Block urged policymakers to expand oversight of youth jails — and ensure that oversight is independent and tasked to a third-party “that has loyalties and obligations first to the children.” He also called on juvenile justice officials to incarcerate fewer children and instead place them in rehabilitative programs — both strategies that state lawmakers said in 2021 were youth justice priorities.
Sexual abuse of minors in state custody, including at a now-shuttered psychiatric lockup called the Arthur Brisbane Child Treatment Center in Wall, has already cost the state tens of millions of dollars in lawsuit settlements.
Advocates have long called for the closure of the state’s juvenile jails, and they repeated that call Wednesday.
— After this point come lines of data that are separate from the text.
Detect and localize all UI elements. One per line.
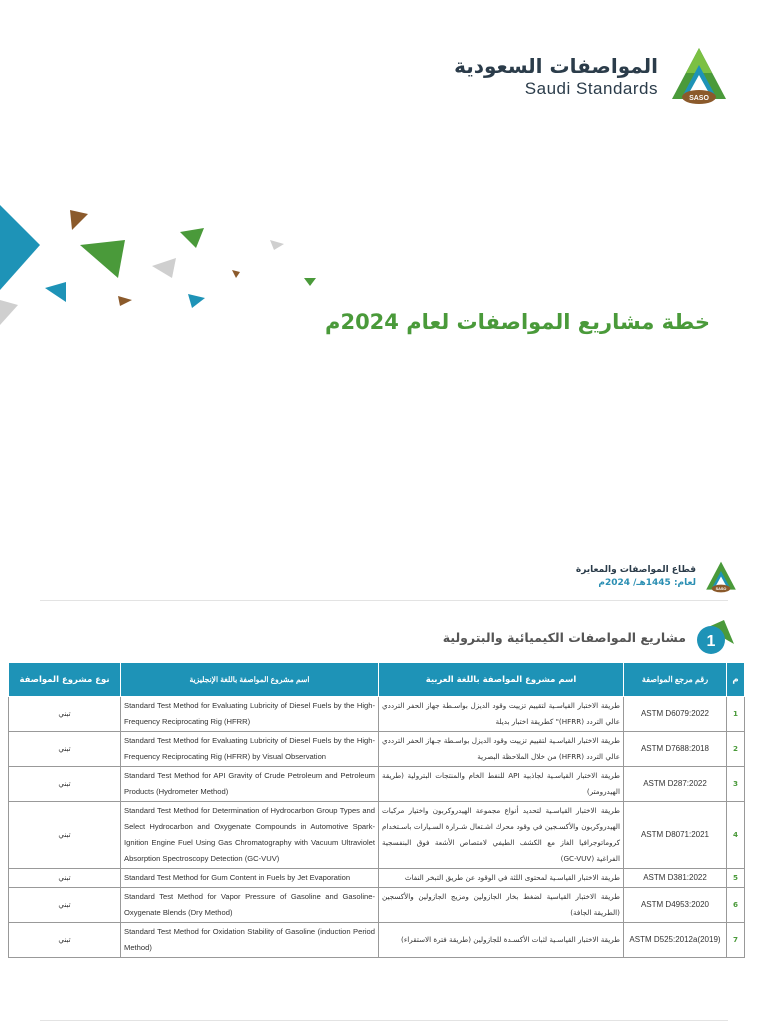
project-type: تبني	[9, 869, 121, 888]
english-name: Standard Test Method for Determination of Hydrocarbon Group Types and Select Hydrocarbon and Oxygenate Compounds in Automotive Spark-Ignition Engine Fuel Using Gas Chromatography with Vacuum Ultraviolet Absorption Spectroscopy Detection (GC-VUV)	[121, 802, 379, 869]
standard-reference: ASTM D8071:2021	[624, 802, 727, 869]
standard-reference: ASTM D381:2022	[624, 869, 727, 888]
row-number: 5	[727, 869, 745, 888]
standard-reference: ASTM D287:2022	[624, 767, 727, 802]
logo-english-text: Saudi Standards	[524, 78, 658, 98]
english-name: Standard Test Method for Vapor Pressure of Gasoline and Gasoline-Oxygenate Blends (Dry Method)	[121, 888, 379, 923]
standard-reference: ASTM D7688:2018	[624, 732, 727, 767]
header-num: م	[727, 663, 745, 697]
sector-name: قطاع المواصفات والمعايرة	[575, 564, 696, 575]
standard-reference: ASTM D4953:2020	[624, 888, 727, 923]
row-number: 6	[727, 888, 745, 923]
english-name: Standard Test Method for Evaluating Lubricity of Diesel Fuels by the High-Frequency Reciprocating Rig (HFRR)	[121, 697, 379, 732]
standard-reference: ASTM D525:2012a(2019)	[624, 923, 727, 958]
saso-emblem-icon	[668, 45, 730, 107]
arabic-name: طريقة الاختبار القياسـية لمحتوى اللثة في الوقود عن طريق التبخر النفاث	[379, 869, 624, 888]
project-type: تبني	[9, 767, 121, 802]
decorative-triangles	[0, 200, 330, 330]
standard-reference: ASTM D6079:2022	[624, 697, 727, 732]
table-row	[9, 697, 745, 732]
english-name: Standard Test Method for Gum Content in Fuels by Jet Evaporation	[121, 869, 379, 888]
page-title: خطة مشاريع المواصفات لعام 2024م	[325, 310, 710, 334]
arabic-name: طريقة الاختبار القياسـية لثبات الأكسـدة للجازولين (طريقة فترة الاستقراء)	[379, 923, 624, 958]
table-row	[9, 767, 745, 802]
arabic-name: طريقة الاختبار القياسية لضغط بخار الجازولين ومزيج الجازولين والأكسجين (الطريقة الجافة)	[379, 888, 624, 923]
table-header-row	[9, 663, 745, 697]
project-type: تبني	[9, 888, 121, 923]
section-number: 1	[706, 633, 716, 650]
project-type: تبني	[9, 923, 121, 958]
project-type: تبني	[9, 697, 121, 732]
row-number: 7	[727, 923, 745, 958]
row-number: 4	[727, 802, 745, 869]
table-row	[9, 869, 745, 888]
table-row	[9, 732, 745, 767]
standards-table	[8, 662, 745, 958]
logo-badge-text: SASO	[689, 95, 709, 102]
saso-small-emblem-icon	[704, 560, 738, 594]
header-arabic-name: اسم مشروع المواصفة باللغة العربية	[379, 663, 624, 697]
saso-logo	[454, 44, 730, 108]
arabic-name: طريقة الاختبار القياسـية لتقييم تزييت وقود الديزل بواسـطة جـهاز الحفر الترددي عالي التردد (HFRR) من خلال الملاحظة البصرية	[379, 732, 624, 767]
english-name: Standard Test Method for Evaluating Lubricity of Diesel Fuels by the High-Frequency Reciprocating Rig (HFRR) by Visual Observation	[121, 732, 379, 767]
row-number: 2	[727, 732, 745, 767]
logo-arabic-text: المواصفات السعودية	[454, 53, 658, 78]
project-type: تبني	[9, 802, 121, 869]
header-ref: رقم مرجع المواصفة	[624, 663, 727, 697]
sector-badge-text: SASO	[715, 587, 727, 592]
arabic-name: طريقة الاختبار القياسـية لتقييم تزييت وقود الديزل بواسـطة جهاز الحفر الترددي عالي التردد (HFRR)" كطريقة اختبار بديلة	[379, 697, 624, 732]
footer-divider	[40, 1020, 728, 1021]
section-number-badge	[694, 618, 740, 656]
sector-header	[576, 560, 738, 594]
table-row	[9, 888, 745, 923]
english-name: Standard Test Method for API Gravity of Crude Petroleum and Petroleum Products (Hydrometer Method)	[121, 767, 379, 802]
section-header	[443, 618, 740, 656]
section-title: مشاريع المواصفات الكيميائية والبترولية	[442, 629, 686, 645]
row-number: 1	[727, 697, 745, 732]
project-type: تبني	[9, 732, 121, 767]
arabic-name: طريقة الاختبار القياسـية لتحديد أنواع مجموعة الهيدروكربون واختيار مركبات الهيدروكربون والأكسـجين في وقود محرك اشـتعال شـرارة السـيارات باسـتخدام كروماتوجرافيا الغاز مع الكشف الطيفي لامتصاص الأشعة فوق البنفسجية الفراغية (GC-VUV)	[379, 802, 624, 869]
table-row	[9, 802, 745, 869]
header-divider	[40, 600, 728, 601]
english-name: Standard Test Method for Oxidation Stability of Gasoline (induction Period Method)	[121, 923, 379, 958]
arabic-name: طريقة الاختبار القياسـية لجاذبية API للنفط الخام والمنتجات البترولية (طريقة الهيدرومتر)	[379, 767, 624, 802]
sector-year: لعام: 1445هـ/ 2024م	[598, 578, 696, 588]
row-number: 3	[727, 767, 745, 802]
header-type: نوع مشروع المواصفة	[9, 663, 121, 697]
table-row	[9, 923, 745, 958]
header-english-name: اسم مشروع المواصفة باللغة الإنجليزية	[121, 663, 379, 697]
“This is not just a failure of oversight, but a pattern of institutional violence against children,” said Ashanti Jones, a policy analyst in juvenile justice for the New Jersey Institute for Social Justice. “At this point, we’ve had enough. We can’t really allow another day, another week, another year of delay while our children suffer untold harm in facilities that everyone already agrees should be closed. Every day that these doors remain open is another day that we choose administrative convenience over safety and dignity of New Jersey’s children.”
Tormel Pittman, a victim from New Brunswick, blamed the state’s failure to close the jails on racism.
“These decades of benign neglect comes from the fact that a lot of these institutions are predominantly black and Latino people, and that’s a demographic that already was voiceless before they got into these institutions,” Pittman said. “And imagine 40 years later being ignored by the same system that was responsible for you becoming a victim.”